Department of Biosensors and Processing of Biomedical Signals, Silesian University of Technology, 41-800 Zabrze, Poland.
Department of Systems Biology and Engineering, Silesian University of Technology, 44-100 Gliwice, Poland.
Int J Mol Sci. 2022 Jun 13;23(12):6604. doi: 10.3390/ijms23126604.
Mathematical modeling of signaling pathways and regulatory networks has been supporting experimental research for some time now. Sensitivity analysis, aimed at finding model parameters whose changes yield significantly altered cellular responses, is an important part of modeling work. However, sensitivity methods are often directly transplanted from analysis of technical systems, and thus, they may not serve the purposes of analysis of biological systems. This paper presents a novel sensitivity analysis method that is particularly suited to the task of searching for potential molecular drug targets in signaling pathways. Using two sample models of pathways, p53/Mdm2 regulatory module and IFN-β-induced JAK/STAT signaling pathway, we show that the method leads to biologically relevant conclusions, identifying processes suitable for targeted pharmacological inhibition, represented by the reduction of kinetic parameter values. That, in turn, facilitates subsequent search for active drug components.

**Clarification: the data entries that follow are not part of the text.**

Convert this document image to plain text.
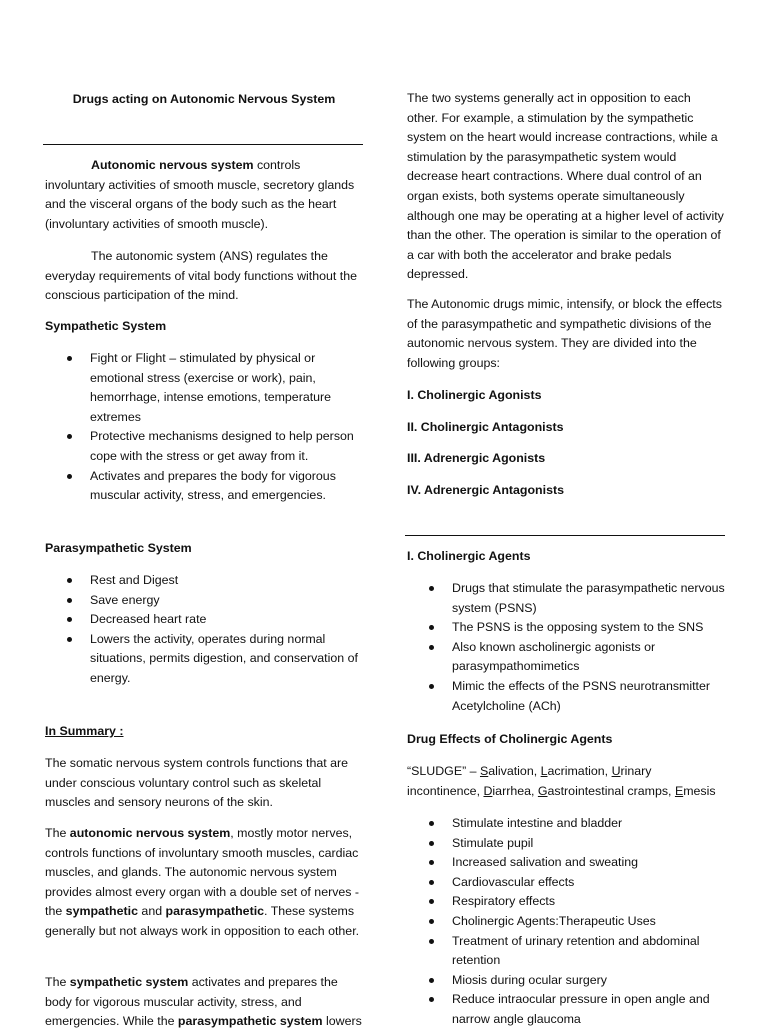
Drugs acting on Autonomic Nervous System

Autonomic nervous system controls involuntary activities of smooth muscle, secretory glands and the visceral organs of the body such as the heart (involuntary activities of smooth muscle).

The autonomic system (ANS) regulates the everyday requirements of vital body functions without the conscious participation of the mind.

Sympathetic System

Fight or Flight – stimulated by physical or emotional stress (exercise or work), pain, hemorrhage, intense emotions, temperature extremes
Protective mechanisms designed to help person cope with the stress or get away from it.
Activates and prepares the body for vigorous muscular activity, stress, and emergencies.

Parasympathetic System

Rest and Digest
Save energy
Decreased heart rate
Lowers the activity, operates during normal situations, permits digestion, and conservation of energy.

In Summary :

The somatic nervous system controls functions that are under conscious voluntary control such as skeletal muscles and sensory neurons of the skin.

The autonomic nervous system, mostly motor nerves, controls functions of involuntary smooth muscles, cardiac muscles, and glands. The autonomic nervous system provides almost every organ with a double set of nerves - the sympathetic and parasympathetic. These systems generally but not always work in opposition to each other.

The sympathetic system activates and prepares the body for vigorous muscular activity, stress, and emergencies. While the parasympathetic system lowers

The two systems generally act in opposition to each other. For example, a stimulation by the sympathetic system on the heart would increase contractions, while a stimulation by the parasympathetic system would decrease heart contractions. Where dual control of an organ exists, both systems operate simultaneously although one may be operating at a higher level of activity than the other. The operation is similar to the operation of a car with both the accelerator and brake pedals depressed.

The Autonomic drugs mimic, intensify, or block the effects of the parasympathetic and sympathetic divisions of the autonomic nervous system. They are divided into the following groups:

I. Cholinergic Agonists

II. Cholinergic Antagonists

III. Adrenergic Agonists

IV. Adrenergic Antagonists

I. Cholinergic Agents

Drugs that stimulate the parasympathetic nervous system (PSNS)
The PSNS is the opposing system to the SNS
Also known ascholinergic agonists or parasympathomimetics
Mimic the effects of the PSNS neurotransmitter Acetylcholine (ACh)

Drug Effects of Cholinergic Agents

“SLUDGE” – Salivation, Lacrimation, Urinary incontinence, Diarrhea, Gastrointestinal cramps, Emesis

Stimulate intestine and bladder
Stimulate pupil
Increased salivation and sweating
Cardiovascular effects
Respiratory effects
Cholinergic Agents:Therapeutic Uses
Treatment of urinary retention and abdominal retention
Miosis during ocular surgery
Reduce intraocular pressure in open angle and narrow angle glaucoma
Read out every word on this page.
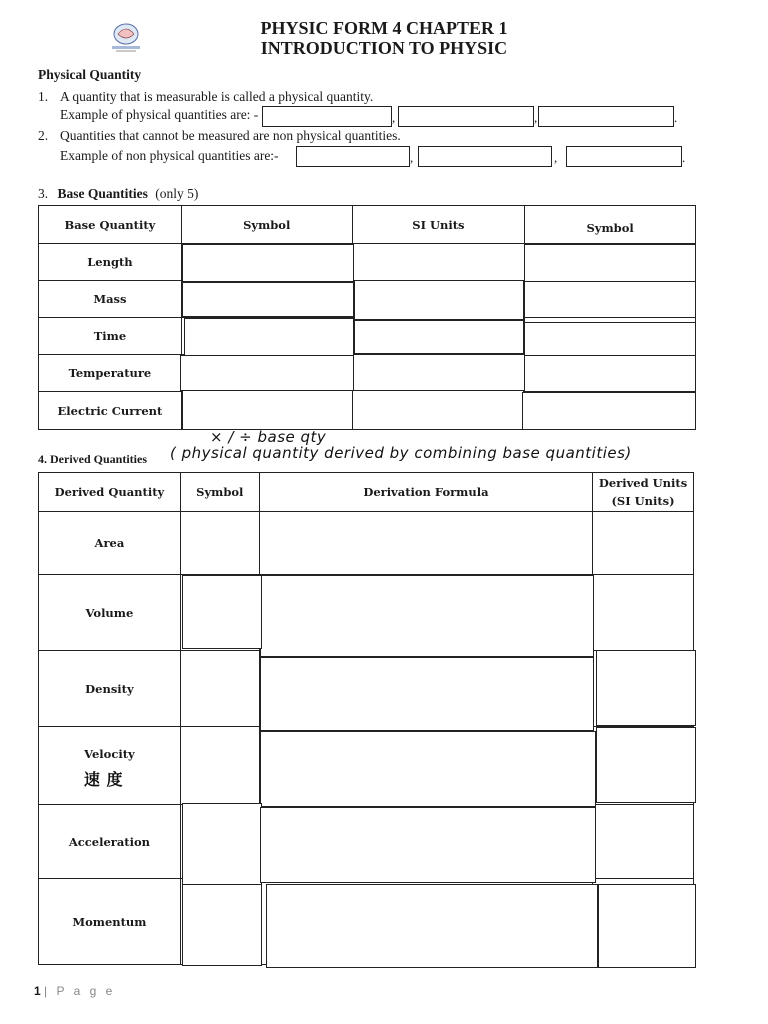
PHYSIC FORM 4 CHAPTER 1
INTRODUCTION TO PHYSIC
Physical Quantity
1. A quantity that is measurable is called a physical quantity.
Example of physical quantities are: -	,	,	.
2. Quantities that cannot be measured are non physical quantities.
Example of non physical quantities are:-	,	,	.
3. Base Quantities (only 5)
Base Quantity	Symbol	SI Units	Symbol
Length			
Mass			
Time			
Temperature			
Electric Current			
× / ÷ base qty
4. Derived Quantities ( physical quantity derived by combining base quantities)
Derived Quantity	Symbol	Derivation Formula	Derived Units
(SI Units)

Area			
Volume			
Density			

Velocity
速 度			

Acceleration			
Momentum			
1 | P a g e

目前,信号通路和调控网络的数学建模已经在为一些实验研究提供支持。敏感性分析旨在找到那些模型参数发生变化会显著改变细胞反应的参数,这是建模工作的重要组成部分。然而,敏感性分析方法通常是直接从技术系统分析中移植过来的,因此,它们可能并不适用于生物系统的分析。本文提出了一种新的敏感性分析方法,特别适合于在信号通路中寻找潜在的分子药物靶点。我们使用了两个通路的模型,即 p53/Mdm2 调控模块和 IFN-β诱导的 JAK/STAT 信号通路,表明该方法可以得出具有生物学意义的结论,确定适合靶向药理抑制的过程,即通过降低动力学参数值来实现。这反过来又有助于后续寻找有效的药物成分。